Interestingly, once our son earned his AA and continued seamlessly to the four-year university for the completion of his Bachelors degree (the same one from which our first graduated), I received a letter in the mail. 

"Please submit the final high school transcript so that we may verify completion of high school foreign language."

Our second son had his AA and BS foreign language requirements waived because we had taken the foreign language from a source each school considered valid. 

Side note here for those who wonder if the high school transcript is ever needed after earning an AA. In some cases (like this one), YES! 

When our third high schooler began to consider foreign languages, knowing what we experienced with the first two graduates, her primary consideration...get it done in high school!

She, however, had an interest in American Sign Language. We had to look for an entity where she could learn ASL fluently.  Interestingly, as we were deciding next steps, an email came from a friend, a certified interpreter, who was offering ASL 1 the coming year. I knew from research some universities won't recognize ASL as a foreign language. If they did recognize ASL as a language, they may not accept the means by which it would be taught.

As a mom, knowing what my daughter might face, I was hesitant to let her pursue this interest. 

Yet, I knew ASL was a genuine interest and I wanted my daughter to have an opportunity to learn a language that mattered to her. We researched. I connected with one college asking if they would accept ASL as a foreign language. Indeed, the college verified in writing via email that they would accept the ASL. My daughter took the class, realizing that though one college of choice accepted the credit, another may not. They would not, however, used her ASL course to fulfill the university foreign language requirement for her undergraduate degree. 

But remember, every situation is unique and individual depended upon the career and college choices. For example, last week, a family contacted me with a similar situation. A homeschooled high schooler had actively participated in the deaf ministry at their church where the student interacted and communicated with attendees who were deaf. Other studies were completed. The local state college told the family the student's studies would not likely be accepted for credit. 

Again, what one college deems acceptable for foreign language, another may not. Ask questions. 

What about learning challenges?

A student  we know sought accommodations for learning challenges. The student was eager to attend college, however knew accommodations would be needed to be successful. The educational psychologist recommended the student, due to the significant learning challenges--dyslexia and dysgraphia--should be allowed to take a substitute course for foreign language.  

Research and testing--on adult scales which most college require--provided information regarding documented learning challenges and foreign languages. In regards to significant learning disabilities and current, accurate documentation, some colleges may waive or offer substitute courses toward foreign language requirements. This is not true of all schools and is highly variable school to school. Therefore, parents must inquire and must be able to provide psychological reports as needed. 

Ask: Are college admission foreign language requirements waived--or are substitute courses accepted--for students with documented learning disabilities (on adult scales)? 
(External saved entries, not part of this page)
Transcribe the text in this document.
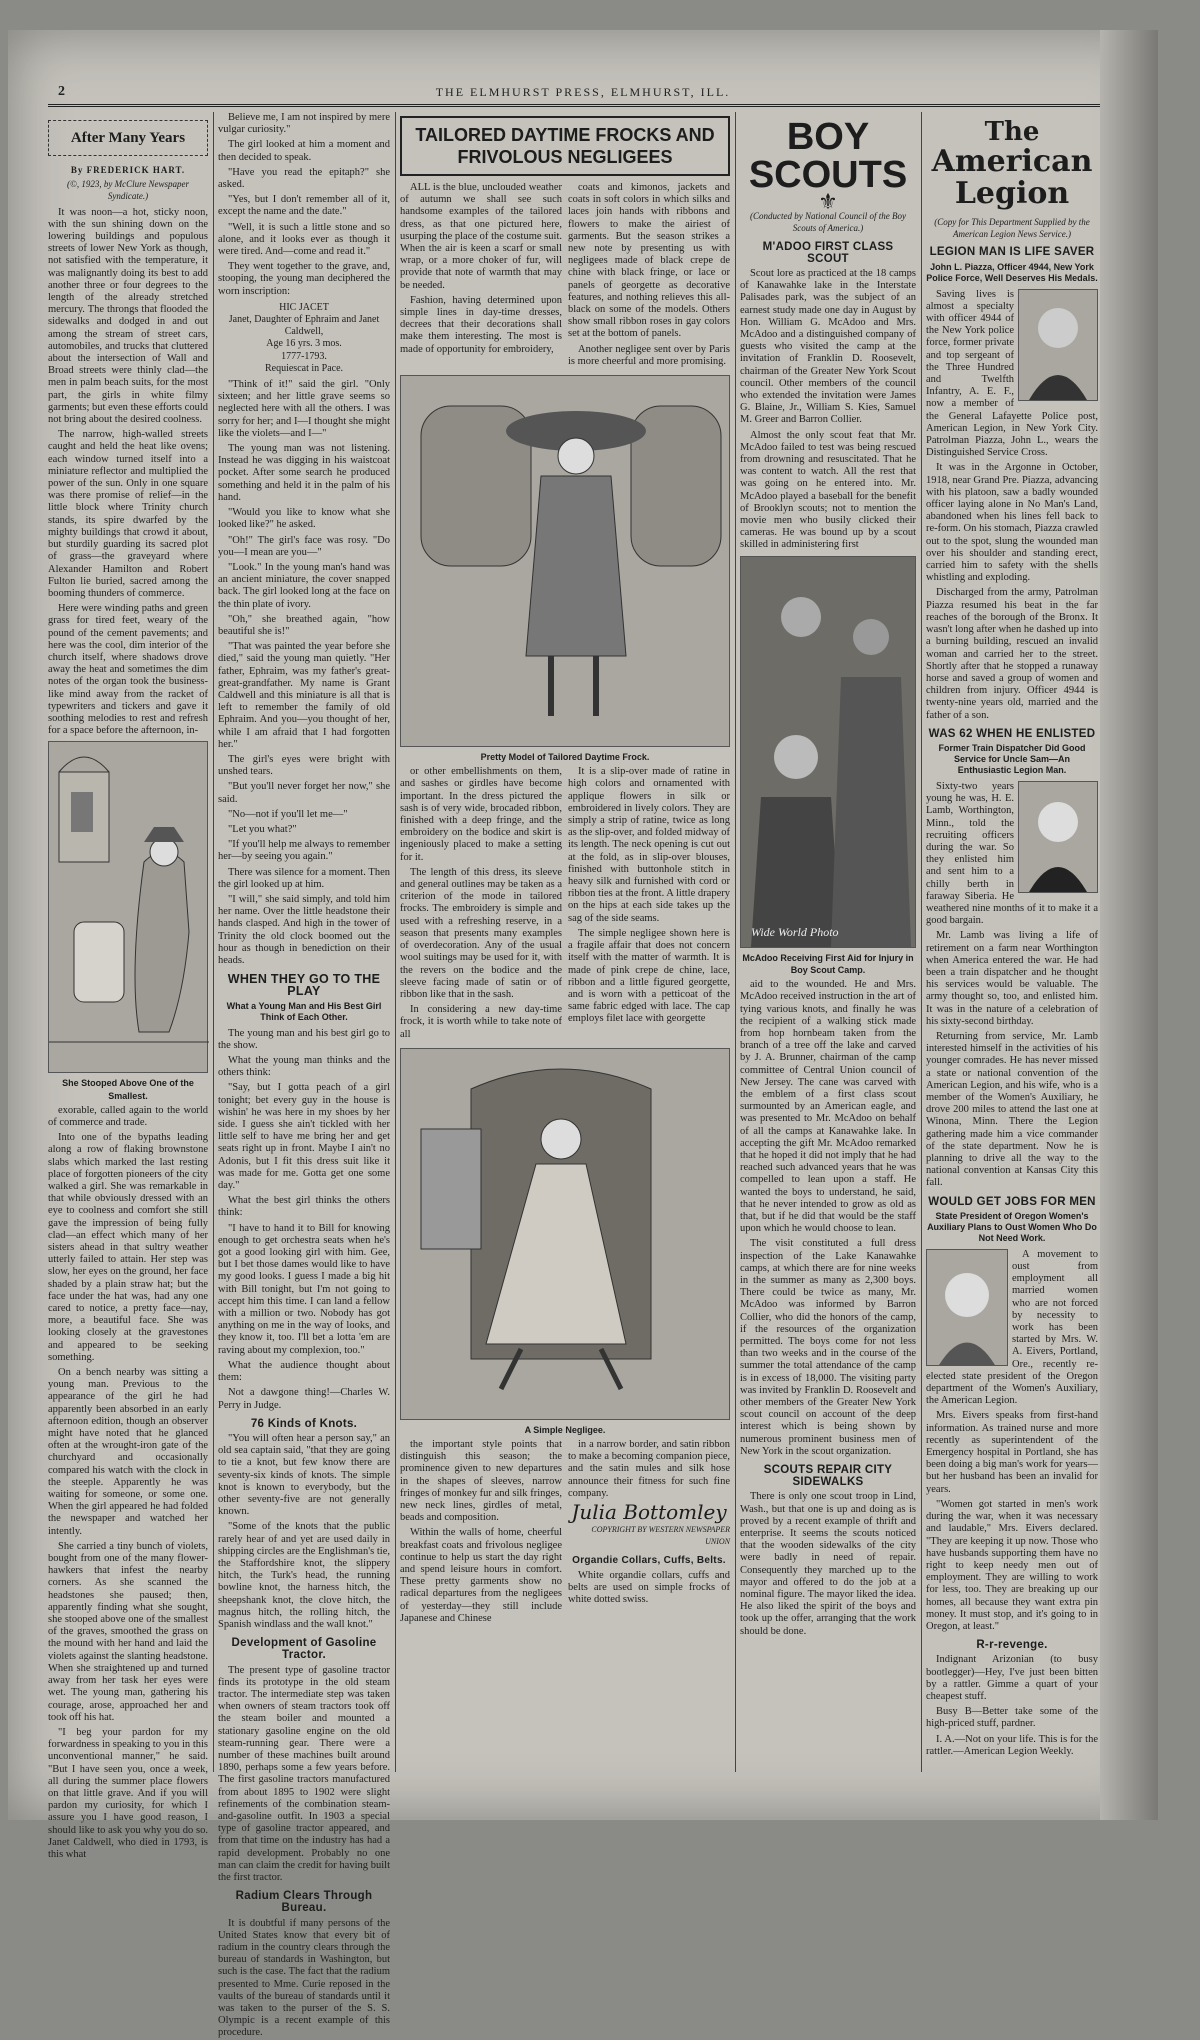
2	THE ELMHURST PRESS, ELMHURST, ILL.
After Many Years
By FREDERICK HART.
(©, 1923, by McClure Newspaper Syndicate.)

It was noon—a hot, sticky noon, with the sun shining down on the lowering buildings and populous streets of lower New York as though, not satisfied with the temperature, it was malignantly doing its best to add another three or four degrees to the length of the already stretched mercury. The throngs that flooded the sidewalks and dodged in and out among the stream of street cars, automobiles, and trucks that cluttered about the intersection of Wall and Broad streets were thinly clad—the men in palm beach suits, for the most part, the girls in white filmy garments; but even these efforts could not bring about the desired coolness.

The narrow, high-walled streets caught and held the heat like ovens; each window turned itself into a miniature reflector and multiplied the power of the sun. Only in one square was there promise of relief—in the little block where Trinity church stands, its spire dwarfed by the mighty buildings that crowd it about, but sturdily guarding its sacred plot of grass—the graveyard where Alexander Hamilton and Robert Fulton lie buried, sacred among the booming thunders of commerce.

Here were winding paths and green grass for tired feet, weary of the pound of the cement pavements; and here was the cool, dim interior of the church itself, where shadows drove away the heat and sometimes the dim notes of the organ took the business-like mind away from the racket of typewriters and tickers and gave it soothing melodies to rest and refresh for a space before the afternoon, in-

She Stooped Above One of the Smallest.

exorable, called again to the world of commerce and trade.

Into one of the bypaths leading along a row of flaking brownstone slabs which marked the last resting place of forgotten pioneers of the city walked a girl. She was remarkable in that while obviously dressed with an eye to coolness and comfort she still gave the impression of being fully clad—an effect which many of her sisters ahead in that sultry weather utterly failed to attain. Her step was slow, her eyes on the ground, her face shaded by a plain straw hat; but the face under the hat was, had any one cared to notice, a pretty face—nay, more, a beautiful face. She was looking closely at the gravestones and appeared to be seeking something.

On a bench nearby was sitting a young man. Previous to the appearance of the girl he had apparently been absorbed in an early afternoon edition, though an observer might have noted that he glanced often at the wrought-iron gate of the churchyard and occasionally compared his watch with the clock in the steeple. Apparently he was waiting for someone, or some one. When the girl appeared he had folded the newspaper and watched her intently.

She carried a tiny bunch of violets, bought from one of the many flower-hawkers that infest the nearby corners. As she scanned the headstones she paused; then, apparently finding what she sought, she stooped above one of the smallest of the graves, smoothed the grass on the mound with her hand and laid the violets against the slanting headstone. When she straightened up and turned away from her task her eyes were wet. The young man, gathering his courage, arose, approached her and took off his hat.

"I beg your pardon for my forwardness in speaking to you in this unconventional manner," he said. "But I have seen you, once a week, all during the summer place flowers on that little grave. And if you will pardon my curiosity, for which I assure you I have good reason, I should like to ask you why you do so. Janet Caldwell, who died in 1793, is this what

Believe me, I am not inspired by mere vulgar curiosity."

The girl looked at him a moment and then decided to speak.

"Have you read the epitaph?" she asked.

"Yes, but I don't remember all of it, except the name and the date."

"Well, it is such a little stone and so alone, and it looks ever as though it were tired. And—come and read it."

They went together to the grave, and, stooping, the young man deciphered the worn inscription:

HIC JACET
Janet, Daughter of Ephraim and Janet Caldwell,
Age 16 yrs. 3 mos.
1777-1793.
Requiescat in Pace.

"Think of it!" said the girl. "Only sixteen; and her little grave seems so neglected here with all the others. I was sorry for her; and I—I thought she might like the violets—and I—"

The young man was not listening. Instead he was digging in his waistcoat pocket. After some search he produced something and held it in the palm of his hand.

"Would you like to know what she looked like?" he asked.

"Oh!" The girl's face was rosy. "Do you—I mean are you—"

"Look." In the young man's hand was an ancient miniature, the cover snapped back. The girl looked long at the face on the thin plate of ivory.

"Oh," she breathed again, "how beautiful she is!"

"That was painted the year before she died," said the young man quietly. "Her father, Ephraim, was my father's great-great-grandfather. My name is Grant Caldwell and this miniature is all that is left to remember the family of old Ephraim. And you—you thought of her, while I am afraid that I had forgotten her."

The girl's eyes were bright with unshed tears.

"But you'll never forget her now," she said.

"No—not if you'll let me—"

"Let you what?"

"If you'll help me always to remember her—by seeing you again."

There was silence for a moment. Then the girl looked up at him.

"I will," she said simply, and told him her name. Over the little headstone their hands clasped. And high in the tower of Trinity the old clock boomed out the hour as though in benediction on their heads.

WHEN THEY GO TO THE PLAY
What a Young Man and His Best Girl Think of Each Other.

The young man and his best girl go to the show.

What the young man thinks and the others think:

"Say, but I gotta peach of a girl tonight; bet every guy in the house is wishin' he was here in my shoes by her side. I guess she ain't tickled with her little self to have me bring her and get seats right up in front. Maybe I ain't no Adonis, but I fit this dress suit like it was made for me. Gotta get one some day."

What the best girl thinks the others think:

"I have to hand it to Bill for knowing enough to get orchestra seats when he's got a good looking girl with him. Gee, but I bet those dames would like to have my good looks. I guess I made a big hit with Bill tonight, but I'm not going to accept him this time. I can land a fellow with a million or two. Nobody has got anything on me in the way of looks, and they know it, too. I'll bet a lotta 'em are raving about my complexion, too."

What the audience thought about them:

Not a dawgone thing!—Charles W. Perry in Judge.

76 Kinds of Knots.

"You will often hear a person say," an old sea captain said, "that they are going to tie a knot, but few know there are seventy-six kinds of knots. The simple knot is known to everybody, but the other seventy-five are not generally known.

"Some of the knots that the public rarely hear of and yet are used daily in shipping circles are the Englishman's tie, the Staffordshire knot, the slippery hitch, the Turk's head, the running bowline knot, the harness hitch, the sheepshank knot, the clove hitch, the magnus hitch, the rolling hitch, the Spanish windlass and the wall knot."

Development of Gasoline Tractor.

The present type of gasoline tractor finds its prototype in the old steam tractor. The intermediate step was taken when owners of steam tractors took off the steam boiler and mounted a stationary gasoline engine on the old steam-running gear. There were a number of these machines built around 1890, perhaps some a few years before. The first gasoline tractors manufactured from about 1895 to 1902 were slight refinements of the combination steam-and-gasoline outfit. In 1903 a special type of gasoline tractor appeared, and from that time on the industry has had a rapid development. Probably no one man can claim the credit for having built the first tractor.

Radium Clears Through Bureau.

It is doubtful if many persons of the United States know that every bit of radium in the country clears through the bureau of standards in Washington, but such is the case. The fact that the radium presented to Mme. Curie reposed in the vaults of the bureau of standards until it was taken to the purser of the S. S. Olympic is a recent example of this procedure.

TAILORED DAYTIME FROCKS AND FRIVOLOUS NEGLIGEES

ALL is the blue, unclouded weather of autumn we shall see such handsome examples of the tailored dress, as that one pictured here, usurping the place of the costume suit. When the air is keen a scarf or small wrap, or a more choker of fur, will provide that note of warmth that may be needed.

Fashion, having determined upon simple lines in day-time dresses, decrees that their decorations shall make them interesting. The most is made of opportunity for embroidery,

coats and kimonos, jackets and coats in soft colors in which silks and laces join hands with ribbons and flowers to make the airiest of garments. But the season strikes a new note by presenting us with negligees made of black crepe de chine with black fringe, or lace or panels of georgette as decorative features, and nothing relieves this all-black on some of the models. Others show small ribbon roses in gay colors set at the bottom of panels.

Another negligee sent over by Paris is more cheerful and more promising.

Pretty Model of Tailored Daytime Frock.

or other embellishments on them, and sashes or girdles have become important. In the dress pictured the sash is of very wide, brocaded ribbon, finished with a deep fringe, and the embroidery on the bodice and skirt is ingeniously placed to make a setting for it.

The length of this dress, its sleeve and general outlines may be taken as a criterion of the mode in tailored frocks. The embroidery is simple and used with a refreshing reserve, in a season that presents many examples of overdecoration. Any of the usual wool suitings may be used for it, with the revers on the bodice and the sleeve facing made of satin or of ribbon like that in the sash.

In considering a new day-time frock, it is worth while to take note of all

It is a slip-over made of ratine in high colors and ornamented with applique flowers in silk or embroidered in lively colors. They are simply a strip of ratine, twice as long as the slip-over, and folded midway of its length. The neck opening is cut out at the fold, as in slip-over blouses, finished with buttonhole stitch in heavy silk and furnished with cord or ribbon ties at the front. A little drapery on the hips at each side takes up the sag of the side seams.

The simple negligee shown here is a fragile affair that does not concern itself with the matter of warmth. It is made of pink crepe de chine, lace, ribbon and a little figured georgette, and is worn with a petticoat of the same fabric edged with lace. The cap employs filet lace with georgette

A Simple Negligee.

the important style points that distinguish this season; the prominence given to new departures in the shapes of sleeves, narrow fringes of monkey fur and silk fringes, new neck lines, girdles of metal, beads and composition.

Within the walls of home, cheerful breakfast coats and frivolous negligee continue to help us start the day right and spend leisure hours in comfort. These pretty garments show no radical departures from the negligees of yesterday—they still include Japanese and Chinese

in a narrow border, and satin ribbon to make a becoming companion piece, and the satin mules and silk hose announce their fitness for such fine company.

Julia Bottomley
COPYRIGHT BY WESTERN NEWSPAPER UNION
Organdie Collars, Cuffs, Belts.

White organdie collars, cuffs and belts are used on simple frocks of white dotted swiss.

BOY
SCOUTS
⚜
(Conducted by National Council of the Boy Scouts of America.)
M'ADOO FIRST CLASS SCOUT

Scout lore as practiced at the 18 camps of Kanawahke lake in the Interstate Palisades park, was the subject of an earnest study made one day in August by Hon. William G. McAdoo and Mrs. McAdoo and a distinguished company of guests who visited the camp at the invitation of Franklin D. Roosevelt, chairman of the Greater New York Scout council. Other members of the council who extended the invitation were James G. Blaine, Jr., William S. Kies, Samuel M. Greer and Barron Collier.

Almost the only scout feat that Mr. McAdoo failed to test was being rescued from drowning and resuscitated. That he was content to watch. All the rest that was going on he entered into. Mr. McAdoo played a baseball for the benefit of Brooklyn scouts; not to mention the movie men who busily clicked their cameras. He was bound up by a scout skilled in administering first

Wide World Photo
McAdoo Receiving First Aid for Injury in Boy Scout Camp.

aid to the wounded. He and Mrs. McAdoo received instruction in the art of tying various knots, and finally he was the recipient of a walking stick made from hop hornbeam taken from the branch of a tree off the lake and carved by J. A. Brunner, chairman of the camp committee of Central Union council of New Jersey. The cane was carved with the emblem of a first class scout surmounted by an American eagle, and was presented to Mr. McAdoo on behalf of all the camps at Kanawahke lake. In accepting the gift Mr. McAdoo remarked that he hoped it did not imply that he had reached such advanced years that he was compelled to lean upon a staff. He wanted the boys to understand, he said, that he never intended to grow as old as that, but if he did that would be the staff upon which he would choose to lean.

The visit constituted a full dress inspection of the Lake Kanawahke camps, at which there are for nine weeks in the summer as many as 2,300 boys. There could be twice as many, Mr. McAdoo was informed by Barron Collier, who did the honors of the camp, if the resources of the organization permitted. The boys come for not less than two weeks and in the course of the summer the total attendance of the camp is in excess of 18,000. The visiting party was invited by Franklin D. Roosevelt and other members of the Greater New York scout council on account of the deep interest which is being shown by numerous prominent business men of New York in the scout organization.

SCOUTS REPAIR CITY SIDEWALKS

There is only one scout troop in Lind, Wash., but that one is up and doing as is proved by a recent example of thrift and enterprise. It seems the scouts noticed that the wooden sidewalks of the city were badly in need of repair. Consequently they marched up to the mayor and offered to do the job at a nominal figure. The mayor liked the idea. He also liked the spirit of the boys and took up the offer, arranging that the work should be done.

The
American
Legion
(Copy for This Department Supplied by the American Legion News Service.)
LEGION MAN IS LIFE SAVER
John L. Piazza, Officer 4944, New York Police Force, Well Deserves His Medals.

Saving lives is almost a specialty with officer 4944 of the New York police force, former private and top sergeant of the Three Hundred and Twelfth Infantry, A. E. F., now a member of the General Lafayette Police post, American Legion, in New York City. Patrolman Piazza, John L., wears the Distinguished Service Cross.

It was in the Argonne in October, 1918, near Grand Pre. Piazza, advancing with his platoon, saw a badly wounded officer laying alone in No Man's Land, abandoned when his lines fell back to re-form. On his stomach, Piazza crawled out to the spot, slung the wounded man over his shoulder and standing erect, carried him to safety with the shells whistling and exploding.

Discharged from the army, Patrolman Piazza resumed his beat in the far reaches of the borough of the Bronx. It wasn't long after when he dashed up into a burning building, rescued an invalid woman and carried her to the street. Shortly after that he stopped a runaway horse and saved a group of women and children from injury. Officer 4944 is twenty-nine years old, married and the father of a son.

WAS 62 WHEN HE ENLISTED
Former Train Dispatcher Did Good Service for Uncle Sam—An Enthusiastic Legion Man.

Sixty-two years young he was, H. E. Lamb, Worthington, Minn., told the recruiting officers during the war. So they enlisted him and sent him to a chilly berth in faraway Siberia. He weathered nine months of it to make it a good bargain.

Mr. Lamb was living a life of retirement on a farm near Worthington when America entered the war. He had been a train dispatcher and he thought his services would be valuable. The army thought so, too, and enlisted him. It was in the nature of a celebration of his sixty-second birthday.

Returning from service, Mr. Lamb interested himself in the activities of his younger comrades. He has never missed a state or national convention of the American Legion, and his wife, who is a member of the Women's Auxiliary, he drove 200 miles to attend the last one at Winona, Minn. There the Legion gathering made him a vice commander of the state department. Now he is planning to drive all the way to the national convention at Kansas City this fall.

WOULD GET JOBS FOR MEN
State President of Oregon Women's Auxiliary Plans to Oust Women Who Do Not Need Work.

A movement to oust from employment all married women who are not forced by necessity to work has been started by Mrs. W. A. Eivers, Portland, Ore., recently re-elected state president of the Oregon department of the Women's Auxiliary, the American Legion.

Mrs. Eivers speaks from first-hand information. As trained nurse and more recently as superintendent of the Emergency hospital in Portland, she has been doing a big man's work for years—but her husband has been an invalid for years.

"Women got started in men's work during the war, when it was necessary and laudable," Mrs. Eivers declared. "They are keeping it up now. Those who have husbands supporting them have no right to keep needy men out of employment. They are willing to work for less, too. They are breaking up our homes, all because they want extra pin money. It must stop, and it's going to in Oregon, at least."

R-r-revenge.

Indignant Arizonian (to busy bootlegger)—Hey, I've just been bitten by a rattler. Gimme a quart of your cheapest stuff.

Busy B—Better take some of the high-priced stuff, pardner.

I. A.—Not on your life. This is for the rattler.—American Legion Weekly.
When we began our high school journey we had no idea what foreign language questions to ask. In most cases, we learned along the way, either by personal experience or the experience of families with whom we work closely. 

And, with two current high schoolers (and several on behind) we are likely to learn even more.

Do you have experience with high school foreign languages which my help readers? Please share in the comments.  

Up next, Part III.

 

This blog post is intended to offer an example of personal experience. It is in no way intended to be legal advice and should not be taken as such. Parents own the sole responsibility for the training and education of their children.